Soldiers assigned to Headquarters and Headquarters Company, 1st Battalion, 6th Infantry Regiment, 2nd Heavy Brigade Combat Team, 1st Armored Division, are using the Net-Zero Tactical Edge Package to power their equipment in support of the Network Integration Evaluation 12.2.
The U.S. Army’s Rapid Equipping Force initiated its “Net Zero to the Tactical Edge” effort in response to feedback from Soldiers, leaders and units in theater in order to make them more self-sustaining. Net-zero energy means an infrastructure or installation that produces as much energy as it consumes, resulting in a net usage of zero. The Net Zero initiative’s primary objective is to identify operational sustainment gaps without requiring additional ground or aerial resupply operations. The secondary objective of the effort is to provide feedback that will support senior leadership’s future policy and procurement decisions.
Capt. Andrew Kemp, commander of Headquarters and Headquarters Company, 1st Bn., 6th Inf. Regt., is currently utilizing three power-generation suites to power his company’s equipment at WSMR.
Kemp said with the use of the solar panels he can charge batteries, operate computers, printers, light sets and basically anything found in a company or platoon command post.

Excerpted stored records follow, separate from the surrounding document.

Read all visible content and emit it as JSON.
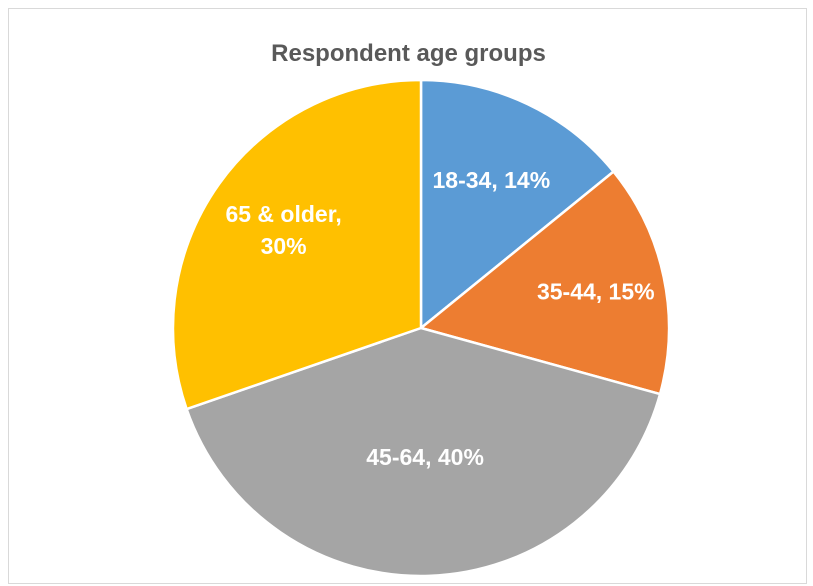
{
  "chart_data": {
    "type": "pie",
    "title": "Respondent age groups",
    "slices": [
      {
        "label": "18-34",
        "value": 14,
        "color": "#5B9BD5",
        "data_label": [
          "18-34, 14%"
        ]
      },
      {
        "label": "35-44",
        "value": 15,
        "color": "#ED7D31",
        "data_label": [
          "35-44, 15%"
        ]
      },
      {
        "label": "45-64",
        "value": 40,
        "color": "#A5A5A5",
        "data_label": [
          "45-64, 40%"
        ]
      },
      {
        "label": "65 & older",
        "value": 30,
        "color": "#FFC000",
        "data_label": [
          "65 & older,",
          "30%"
        ]
      }
    ],
    "start_angle_deg": 0,
    "direction": "clockwise",
    "legend": "none"
  }
}
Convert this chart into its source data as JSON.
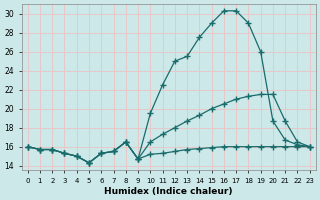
{
  "xlabel": "Humidex (Indice chaleur)",
  "xlim": [
    -0.5,
    23.5
  ],
  "ylim": [
    13.5,
    31.0
  ],
  "yticks": [
    14,
    16,
    18,
    20,
    22,
    24,
    26,
    28,
    30
  ],
  "xticks": [
    0,
    1,
    2,
    3,
    4,
    5,
    6,
    7,
    8,
    9,
    10,
    11,
    12,
    13,
    14,
    15,
    16,
    17,
    18,
    19,
    20,
    21,
    22,
    23
  ],
  "bg_color": "#cce8e8",
  "grid_color": "#e8c8c8",
  "line_color": "#1a6b6b",
  "curve1_x": [
    0,
    1,
    2,
    3,
    4,
    5,
    6,
    7,
    8,
    9,
    10,
    11,
    12,
    13,
    14,
    15,
    16,
    17,
    18,
    19,
    20,
    21,
    22,
    23
  ],
  "curve1_y": [
    16.0,
    15.7,
    15.7,
    15.3,
    15.0,
    14.3,
    15.3,
    15.5,
    16.5,
    14.7,
    15.2,
    15.3,
    15.5,
    15.7,
    15.8,
    15.9,
    16.0,
    16.0,
    16.0,
    16.0,
    16.0,
    16.0,
    16.0,
    16.0
  ],
  "curve2_x": [
    0,
    1,
    2,
    3,
    4,
    5,
    6,
    7,
    8,
    9,
    10,
    11,
    12,
    13,
    14,
    15,
    16,
    17,
    18,
    19,
    20,
    21,
    22,
    23
  ],
  "curve2_y": [
    16.0,
    15.7,
    15.7,
    15.3,
    15.0,
    14.3,
    15.3,
    15.5,
    16.5,
    14.7,
    16.5,
    17.3,
    18.0,
    18.7,
    19.3,
    20.0,
    20.5,
    21.0,
    21.3,
    21.5,
    21.5,
    18.7,
    16.5,
    16.0
  ],
  "curve3_x": [
    0,
    1,
    2,
    3,
    4,
    5,
    6,
    7,
    8,
    9,
    10,
    11,
    12,
    13,
    14,
    15,
    16,
    17,
    18,
    19,
    20,
    21,
    22,
    23
  ],
  "curve3_y": [
    16.0,
    15.7,
    15.7,
    15.3,
    15.0,
    14.3,
    15.3,
    15.5,
    16.5,
    14.7,
    19.5,
    22.5,
    25.0,
    25.5,
    27.5,
    29.0,
    30.3,
    30.3,
    29.0,
    26.0,
    18.7,
    16.7,
    16.2,
    16.0
  ]
}
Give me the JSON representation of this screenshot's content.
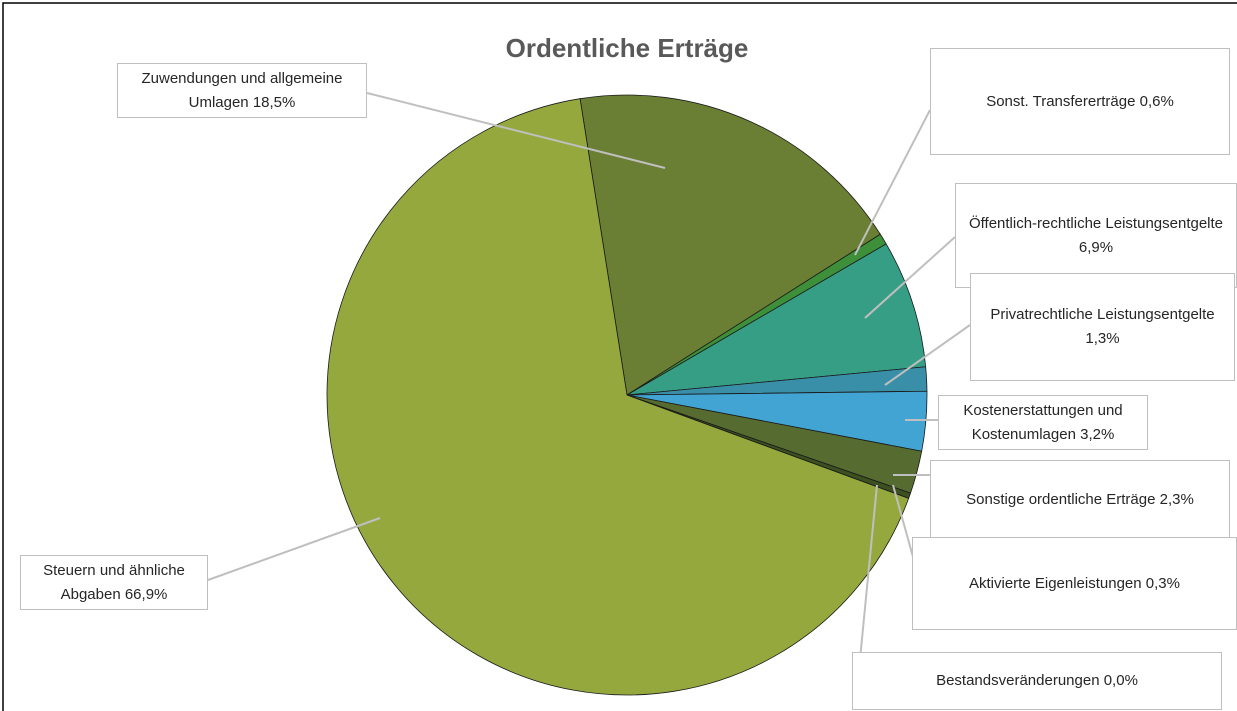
{
  "chart_data": {
    "type": "pie",
    "title": "Ordentliche Erträge",
    "categories": [
      "Zuwendungen und allgemeine Umlagen",
      "Sonst. Transfererträge",
      "Öffentlich-rechtliche Leistungsentgelte",
      "Privatrechtliche Leistungsentgelte",
      "Kostenerstattungen und Kostenumlagen",
      "Sonstige ordentliche Erträge",
      "Aktivierte Eigenleistungen",
      "Bestandsveränderungen",
      "Steuern und ähnliche Abgaben"
    ],
    "values": [
      18.5,
      0.6,
      6.9,
      1.3,
      3.2,
      2.3,
      0.3,
      0.0,
      66.9
    ],
    "value_labels": [
      "18,5%",
      "0,6%",
      "6,9%",
      "1,3%",
      "3,2%",
      "2,3%",
      "0,3%",
      "0,0%",
      "66,9%"
    ],
    "colors": [
      "#6a7f34",
      "#3d8f3a",
      "#379e86",
      "#3a8fa8",
      "#41a4d3",
      "#556b2f",
      "#3c5020",
      "#2f4f2f",
      "#94a83e"
    ]
  }
}
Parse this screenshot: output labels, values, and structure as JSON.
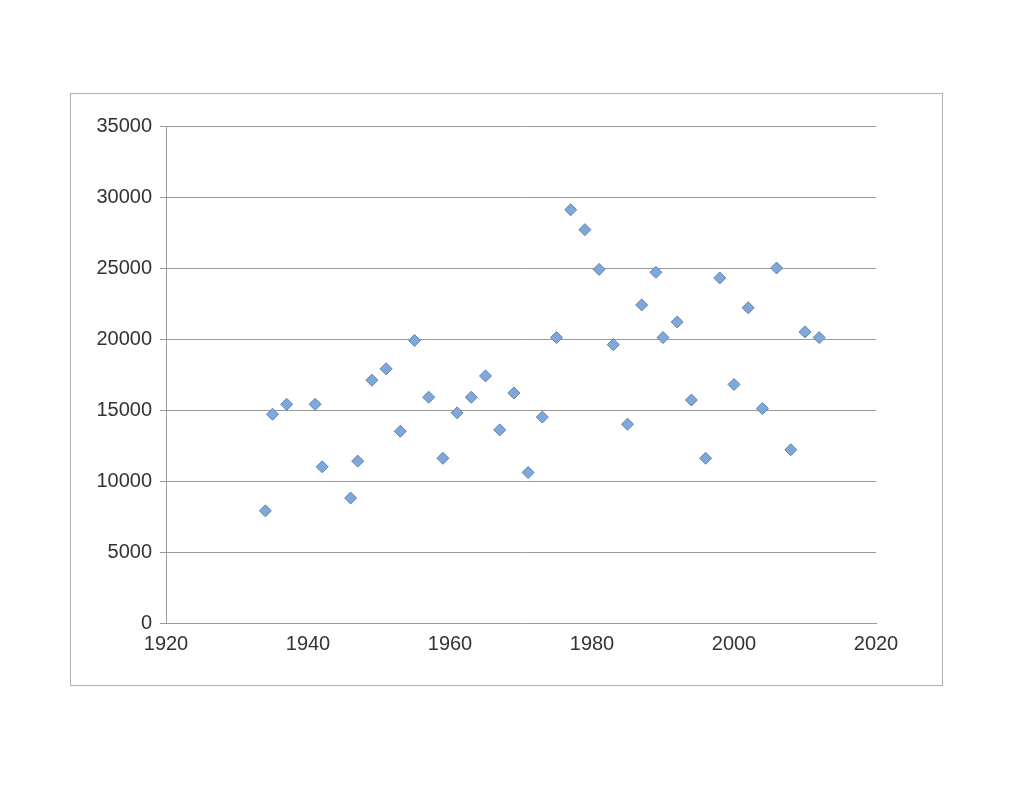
{
  "chart_data": {
    "type": "scatter",
    "x": [
      1934,
      1935,
      1937,
      1941,
      1942,
      1946,
      1947,
      1949,
      1951,
      1953,
      1955,
      1957,
      1959,
      1961,
      1963,
      1965,
      1967,
      1969,
      1971,
      1973,
      1975,
      1977,
      1979,
      1981,
      1983,
      1985,
      1987,
      1989,
      1990,
      1992,
      1994,
      1996,
      1998,
      2000,
      2002,
      2004,
      2006,
      2008,
      2010,
      2012
    ],
    "values": [
      7900,
      14700,
      15400,
      15400,
      11000,
      8800,
      11400,
      17100,
      17900,
      13500,
      19900,
      15900,
      11600,
      14800,
      15900,
      17400,
      13600,
      16200,
      10600,
      14500,
      20100,
      29100,
      27700,
      24900,
      19600,
      14000,
      22400,
      24700,
      20100,
      21200,
      15700,
      11600,
      24300,
      16800,
      22200,
      15100,
      25000,
      12200,
      20500,
      20100
    ],
    "color": "#7fa8d9",
    "marker": "diamond",
    "xlim": [
      1920,
      2020
    ],
    "xticks": [
      1920,
      1940,
      1960,
      1980,
      2000,
      2020
    ],
    "ylim": [
      0,
      35000
    ],
    "yticks": [
      0,
      5000,
      10000,
      15000,
      20000,
      25000,
      30000,
      35000
    ],
    "grid": "y"
  }
}
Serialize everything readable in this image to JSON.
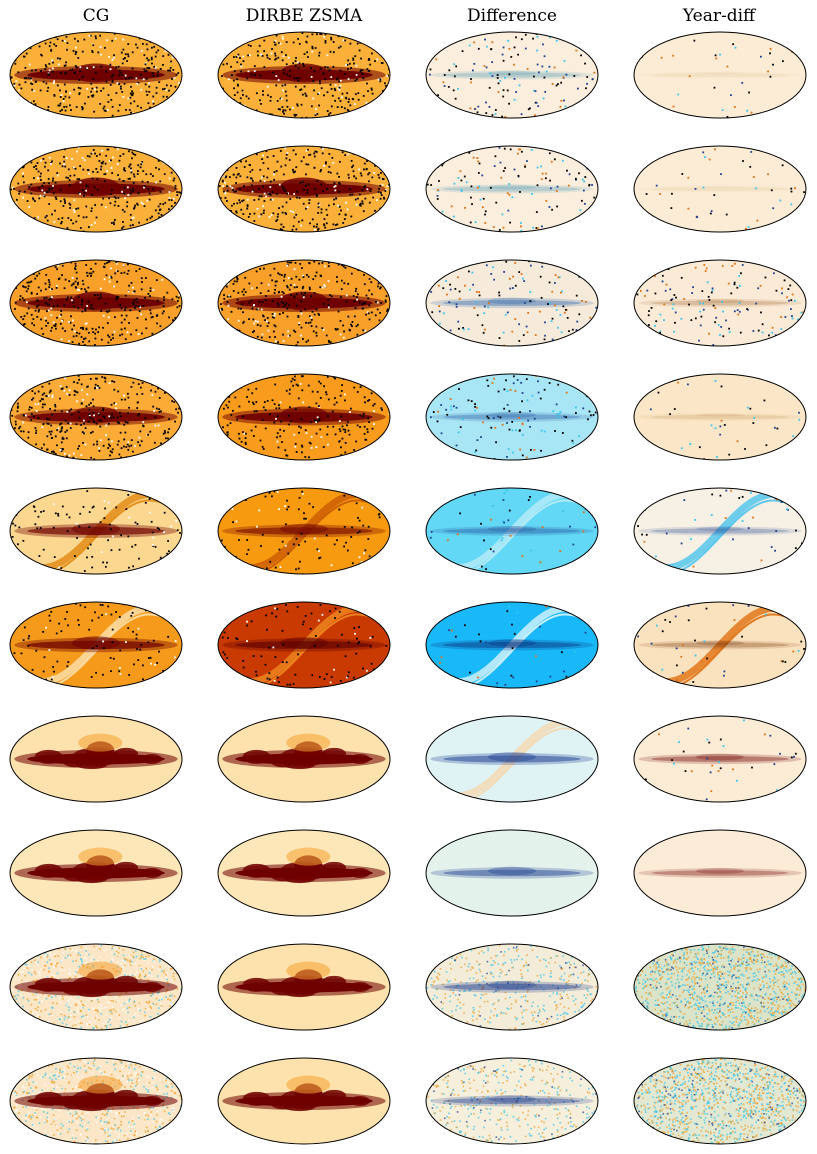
{
  "columns": [
    {
      "title": "CG",
      "scheme": "heat"
    },
    {
      "title": "DIRBE ZSMA",
      "scheme": "heat"
    },
    {
      "title": "Difference",
      "scheme": "diverging"
    },
    {
      "title": "Year-diff",
      "scheme": "diverging"
    }
  ],
  "rows": [
    {
      "maps": [
        {
          "bg": "#fbb03a",
          "band": "#6e0000",
          "band_strength": 1.0,
          "speckle": "dense_dark",
          "noise": "low"
        },
        {
          "bg": "#fbb03a",
          "band": "#6e0000",
          "band_strength": 1.0,
          "speckle": "dense_dark",
          "noise": "low"
        },
        {
          "bg": "#fbeedd",
          "band": "#3a8fb0",
          "band_strength": 0.25,
          "speckle": "sparse_mixed",
          "noise": "low"
        },
        {
          "bg": "#fcecd6",
          "band": "#c8a060",
          "band_strength": 0.1,
          "speckle": "very_sparse",
          "noise": "low"
        }
      ]
    },
    {
      "maps": [
        {
          "bg": "#fbb03a",
          "band": "#6e0000",
          "band_strength": 1.0,
          "speckle": "dense_dark",
          "noise": "low"
        },
        {
          "bg": "#fbb03a",
          "band": "#6e0000",
          "band_strength": 1.0,
          "speckle": "dense_dark",
          "noise": "low"
        },
        {
          "bg": "#fbeedd",
          "band": "#3a8fb0",
          "band_strength": 0.25,
          "speckle": "sparse_mixed",
          "noise": "low"
        },
        {
          "bg": "#fcecd6",
          "band": "#c8a060",
          "band_strength": 0.1,
          "speckle": "very_sparse",
          "noise": "low"
        }
      ]
    },
    {
      "maps": [
        {
          "bg": "#f9a02a",
          "band": "#6e0000",
          "band_strength": 1.0,
          "speckle": "dense_dark",
          "noise": "low"
        },
        {
          "bg": "#f9a02a",
          "band": "#6e0000",
          "band_strength": 1.0,
          "speckle": "dense_dark",
          "noise": "low"
        },
        {
          "bg": "#f6ebdb",
          "band": "#1f5ea8",
          "band_strength": 0.35,
          "speckle": "sparse_mixed",
          "noise": "low"
        },
        {
          "bg": "#fbebd6",
          "band": "#8c4a10",
          "band_strength": 0.2,
          "speckle": "sparse_mixed",
          "noise": "low"
        }
      ]
    },
    {
      "maps": [
        {
          "bg": "#fbab36",
          "band": "#6e0000",
          "band_strength": 0.9,
          "speckle": "dense_dark",
          "noise": "low"
        },
        {
          "bg": "#f99b1c",
          "band": "#6e0000",
          "band_strength": 0.9,
          "speckle": "medium_dark",
          "noise": "low"
        },
        {
          "bg": "#a9e6f5",
          "band": "#1f4fa0",
          "band_strength": 0.3,
          "speckle": "sparse_mixed",
          "noise": "low"
        },
        {
          "bg": "#fbe7c8",
          "band": "#b07020",
          "band_strength": 0.15,
          "speckle": "very_sparse",
          "noise": "low"
        }
      ]
    },
    {
      "maps": [
        {
          "bg": "#fcd790",
          "band": "#6e0000",
          "band_strength": 0.65,
          "speckle": "sparse_dark",
          "noise": "low",
          "swirl": "#e08a10"
        },
        {
          "bg": "#f79a10",
          "band": "#6e0000",
          "band_strength": 0.55,
          "speckle": "sparse_dark",
          "noise": "low",
          "swirl": "#c85a00"
        },
        {
          "bg": "#62d8f6",
          "band": "#1f3f90",
          "band_strength": 0.3,
          "speckle": "very_sparse",
          "noise": "low",
          "swirl": "#b8ecf7"
        },
        {
          "bg": "#f7f0e4",
          "band": "#1f3f90",
          "band_strength": 0.25,
          "speckle": "very_sparse",
          "noise": "low",
          "swirl": "#4cc4ee"
        }
      ]
    },
    {
      "maps": [
        {
          "bg": "#f59a1a",
          "band": "#6e0000",
          "band_strength": 0.7,
          "speckle": "sparse_dark",
          "noise": "low",
          "swirl": "#fde2b0"
        },
        {
          "bg": "#c93a00",
          "band": "#5a0000",
          "band_strength": 0.6,
          "speckle": "sparse_dark",
          "noise": "low",
          "swirl": "#f08a20"
        },
        {
          "bg": "#19b8f8",
          "band": "#0a2a78",
          "band_strength": 0.4,
          "speckle": "very_sparse",
          "noise": "low",
          "swirl": "#d8f4fb"
        },
        {
          "bg": "#fbe2bf",
          "band": "#6a2a00",
          "band_strength": 0.25,
          "speckle": "very_sparse",
          "noise": "low",
          "swirl": "#e07010"
        }
      ]
    },
    {
      "maps": [
        {
          "bg": "#fde2ae",
          "band": "#6e0000",
          "band_strength": 1.0,
          "speckle": "none",
          "noise": "low",
          "blobs": true
        },
        {
          "bg": "#fde2ae",
          "band": "#6e0000",
          "band_strength": 1.0,
          "speckle": "none",
          "noise": "low",
          "blobs": true
        },
        {
          "bg": "#dff3f5",
          "band": "#1f3f90",
          "band_strength": 0.5,
          "speckle": "none",
          "noise": "low",
          "swirl": "#f5d8b0"
        },
        {
          "bg": "#fcecd6",
          "band": "#6e0000",
          "band_strength": 0.35,
          "speckle": "very_sparse",
          "noise": "low"
        }
      ]
    },
    {
      "maps": [
        {
          "bg": "#fde6b8",
          "band": "#6e0000",
          "band_strength": 1.0,
          "speckle": "none",
          "noise": "low",
          "blobs": true
        },
        {
          "bg": "#fde6b8",
          "band": "#6e0000",
          "band_strength": 1.0,
          "speckle": "none",
          "noise": "low",
          "blobs": true
        },
        {
          "bg": "#e4f2ec",
          "band": "#1f3f90",
          "band_strength": 0.45,
          "speckle": "none",
          "noise": "low"
        },
        {
          "bg": "#fcebd6",
          "band": "#6e0000",
          "band_strength": 0.3,
          "speckle": "none",
          "noise": "low"
        }
      ]
    },
    {
      "maps": [
        {
          "bg": "#fbe7c8",
          "band": "#6e0000",
          "band_strength": 1.0,
          "speckle": "none",
          "noise": "high",
          "blobs": true
        },
        {
          "bg": "#fde2ae",
          "band": "#6e0000",
          "band_strength": 1.0,
          "speckle": "none",
          "noise": "low",
          "blobs": true
        },
        {
          "bg": "#f3ecd8",
          "band": "#1f3f90",
          "band_strength": 0.45,
          "speckle": "none",
          "noise": "medium"
        },
        {
          "bg": "#dbe4c8",
          "band": "#7a8a50",
          "band_strength": 0.0,
          "speckle": "none",
          "noise": "very_high"
        }
      ]
    },
    {
      "maps": [
        {
          "bg": "#fbe7c8",
          "band": "#6e0000",
          "band_strength": 1.0,
          "speckle": "none",
          "noise": "high",
          "blobs": true
        },
        {
          "bg": "#fde2ae",
          "band": "#6e0000",
          "band_strength": 1.0,
          "speckle": "none",
          "noise": "low",
          "blobs": true
        },
        {
          "bg": "#f5efdc",
          "band": "#1f3f90",
          "band_strength": 0.4,
          "speckle": "none",
          "noise": "medium"
        },
        {
          "bg": "#e2e8d2",
          "band": "#7a8a50",
          "band_strength": 0.0,
          "speckle": "none",
          "noise": "very_high"
        }
      ]
    }
  ]
}
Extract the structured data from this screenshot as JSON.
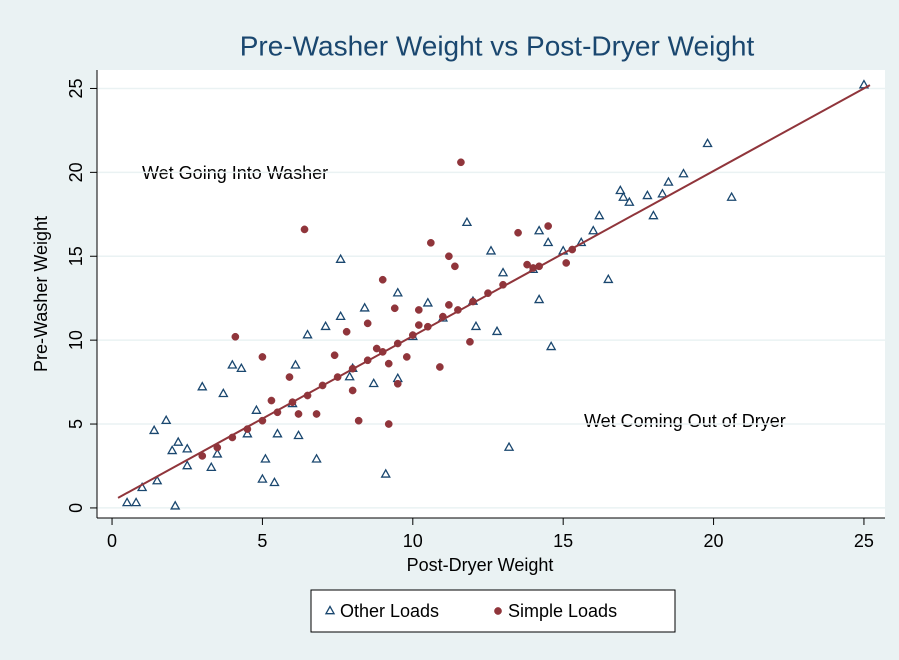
{
  "chart_data": {
    "type": "scatter",
    "title": "Pre-Washer Weight vs Post-Dryer Weight",
    "x_label": "Post-Dryer Weight",
    "y_label": "Pre-Washer Weight",
    "annotations": [
      "Wet Going Into Washer",
      "Wet Coming Out of Dryer"
    ],
    "xlim": [
      -0.5,
      25.7
    ],
    "ylim": [
      -0.6,
      26.1
    ],
    "xticks": [
      0,
      5,
      10,
      15,
      20,
      25
    ],
    "yticks": [
      0,
      5,
      10,
      15,
      20,
      25
    ],
    "grid": true,
    "legend": "bottom",
    "series": [
      {
        "name": "Other Loads",
        "color": "#1a476f",
        "marker": "triangle",
        "x": [
          25,
          19.8,
          20.6,
          19,
          18.5,
          18.3,
          17.8,
          18,
          17.2,
          16.9,
          17,
          16.5,
          16.2,
          16,
          15.6,
          15,
          14.6,
          14.2,
          13.2,
          9.1,
          7.6,
          11.8,
          12.6,
          12.1,
          12.8,
          2.1,
          0.8,
          0.5,
          1.4,
          1.8,
          2.2,
          3,
          3.7,
          4,
          4.3,
          4.8,
          5,
          5.4,
          5.1,
          6.8,
          6.1,
          6.5,
          7.1,
          7.6,
          8.4,
          9.5,
          10.5,
          13,
          14,
          14.5,
          14.2,
          3.5,
          2.5,
          1,
          1.5,
          4.5,
          6,
          8,
          10,
          11,
          12,
          5.5,
          6.2,
          9.5,
          8.7,
          7.9,
          3.3,
          2,
          2.5
        ],
        "values": [
          25.2,
          21.7,
          18.5,
          19.9,
          19.4,
          18.7,
          18.6,
          17.4,
          18.2,
          18.9,
          18.5,
          13.6,
          17.4,
          16.5,
          15.8,
          15.3,
          9.6,
          12.4,
          3.6,
          2.0,
          14.8,
          17,
          15.3,
          10.8,
          10.5,
          0.1,
          0.3,
          0.3,
          4.6,
          5.2,
          3.9,
          7.2,
          6.8,
          8.5,
          8.3,
          5.8,
          1.7,
          1.5,
          2.9,
          2.9,
          8.5,
          10.3,
          10.8,
          11.4,
          11.9,
          12.8,
          12.2,
          14,
          14.2,
          15.8,
          16.5,
          3.2,
          2.5,
          1.2,
          1.6,
          4.4,
          6.2,
          8.3,
          10.2,
          11.3,
          12.3,
          4.4,
          4.3,
          7.7,
          7.4,
          7.8,
          2.4,
          3.4,
          3.5
        ]
      },
      {
        "name": "Simple Loads",
        "color": "#90353b",
        "marker": "circle",
        "x": [
          11.6,
          6.4,
          4.1,
          5,
          5.9,
          9.2,
          8.2,
          9.5,
          10.9,
          11.9,
          11.2,
          11.4,
          10.6,
          9,
          13.5,
          14.5,
          15.3,
          13.8,
          14.2,
          15.1,
          3,
          3.5,
          4,
          4.5,
          5,
          5.5,
          6,
          6.5,
          7,
          7.5,
          8,
          8.5,
          9,
          9.5,
          10,
          10.5,
          11,
          11.5,
          12,
          12.5,
          13,
          14,
          7.8,
          8.5,
          6.8,
          7.4,
          8,
          9.8,
          10.2,
          9.4,
          10.2,
          5.3,
          6.2,
          8.8,
          9.2,
          11.2
        ],
        "values": [
          20.6,
          16.6,
          10.2,
          9,
          7.8,
          5,
          5.2,
          7.4,
          8.4,
          9.9,
          15,
          14.4,
          15.8,
          13.6,
          16.4,
          16.8,
          15.4,
          14.5,
          14.4,
          14.6,
          3.1,
          3.6,
          4.2,
          4.7,
          5.2,
          5.7,
          6.3,
          6.7,
          7.3,
          7.8,
          8.3,
          8.8,
          9.3,
          9.8,
          10.3,
          10.8,
          11.4,
          11.8,
          12.3,
          12.8,
          13.3,
          14.3,
          10.5,
          11,
          5.6,
          9.1,
          7,
          9,
          11.8,
          11.9,
          10.9,
          6.4,
          5.6,
          9.5,
          8.6,
          12.1
        ]
      }
    ],
    "fit_line": {
      "color": "#90353b",
      "x": [
        0.2,
        25.2
      ],
      "values": [
        0.6,
        25.2
      ]
    }
  }
}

Normally his platoon would rely on power from various generators which require fuel and regular maintenance. Kemp said the purpose of the systems is to reduce fuel usage and the maintenance cost of the generator issued to a unit. When a 5 kilowatt generator is running, it uses a set amount of fuel; but the unit may not be using the full 5 kilowatts of power which is wasteful.
“What these systems do is maximize the efficiency of the generator by storing any excess power that is not used at the time into a battery reservoir,” said Kemp. “What we do is plug into the battery reservoir and just pull that amount of power required so it minimizes the energy waste.”
One Soldier who said he does not miss relying on power from a generator is Staff Sgt. Marcous Kim, a health care specialist, also assigned to HHC. Kim is using the ZeroBase FORGE to provide power to the Soldier aid station he is in charge of.
“It’s very mobile, it has enough power to run everything we have in the aid station, it runs all day, all night and we haven’t drained it once,” said Kim.
Another aspect of the solar panels is they do not have to rely on using JP-8 diesel fuel.
“It totally eliminates the use of JP-8, and even with the generators running, there are no fumes in here (the aid station); also it’s a lot quieter, making it more tactical,” said Kim.
The use of solar energy should reduce military units’ dependence on ground and aerial resupply operations, making them more self-reliant.